Some studies have focused on analyzing ECG signals alone to detect stress. Medina perform clustering and dimensionality reduction on raw signals to determine whether the learned clusters corresponded to stress levels [18]. This author reports good results, which our study corroborates. Her results are not directly comparable to ours since she is not performing supervised learning but only unsupervised learning. Moreover, her data set is different from ours. Another study, by Sun et al. focused on detecting mental stress based on ECG signals [19]. Also using a different data set, therefore not directly comparable to our work, the authors report best classification accuracy results of 92.4% using decision trees. This study therefore confirms the capability of tree models to best discriminate between the features during the classification task. Differences with our study include using a different data set, training and test sets at 50% split, and using galvanic skin response in addition to ECG, which they report as increasing the classification accuracy rate. Other studies on using sensors for stress detection are summarized in a review paper [20].

6 Conclusion

Using machine learning algorithms from the ECG signals alone, we could achieve up to 100% accuracy and 1 AUC, with Multilayer Perceptron, depending on the experimental setting, in detecting three classes of stress: low, medium and high. Thus the accuracy of detecting multiple stress levels based on individual variations in ECG extracted features is higher than that of previously published results detecting stress based on fiducial points alone. These results were obtained by adding multiscale entropy measurements in addition to the fiducial measurements performed in previous studies on the same data set. Future work will include adding the T-wave related features in our analysis since ECG studies have shown that QT is an important biomarker of cardiac abnormality [21] and adding other signals. Clearly the results presented here are limited by the small size of the data set (67 samples) so that studies on larger data sets need to be conducted. We also plan to work with a physician for future directions of this work and to explore additional classification and clustering algorithms, for example hierarchical methods.
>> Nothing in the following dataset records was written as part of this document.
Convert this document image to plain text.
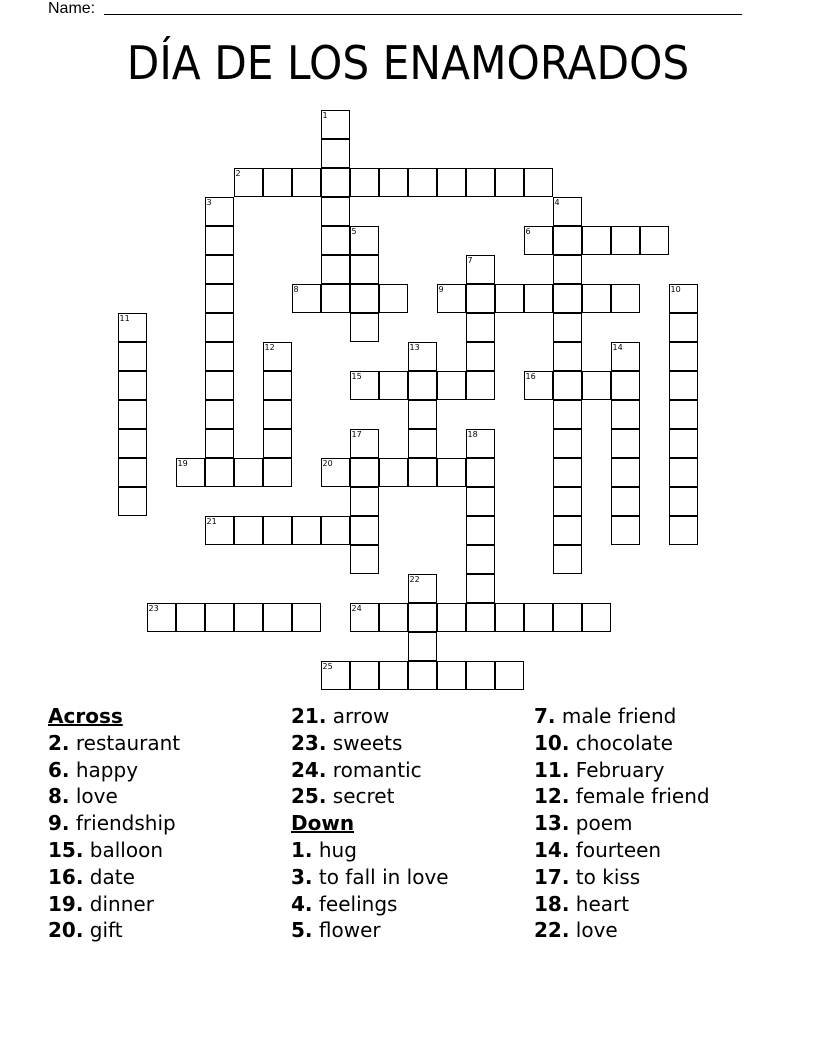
Name:
DÍA DE LOS ENAMORADOS
1
2
3	4
5	6
7
8	9	10
11
12	13	14
15	16
17	18
19	20
21
22
23	24
25
Across
2. restaurant
6. happy
8. love
9. friendship
15. balloon
16. date
19. dinner
20. gift
21. arrow
23. sweets
24. romantic
25. secret
Down
1. hug
3. to fall in love
4. feelings
5. flower
7. male friend
10. chocolate
11. February
12. female friend
13. poem
14. fourteen
17. to kiss
18. heart
22. love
Nevertheless, the results of the present study lead to the exciting possibility of monitoring and diagnosing individual stress levels and alert the users accordingly so that accidents committed due to high or prolonged stress can be prevented. The personalized signal classification analysis presented here can be extended to other situations in which people face stress thereby addressing fatigue in workers in a factory, failure in functioning of the elderly people, players in a field, soldiers in a war field, etc.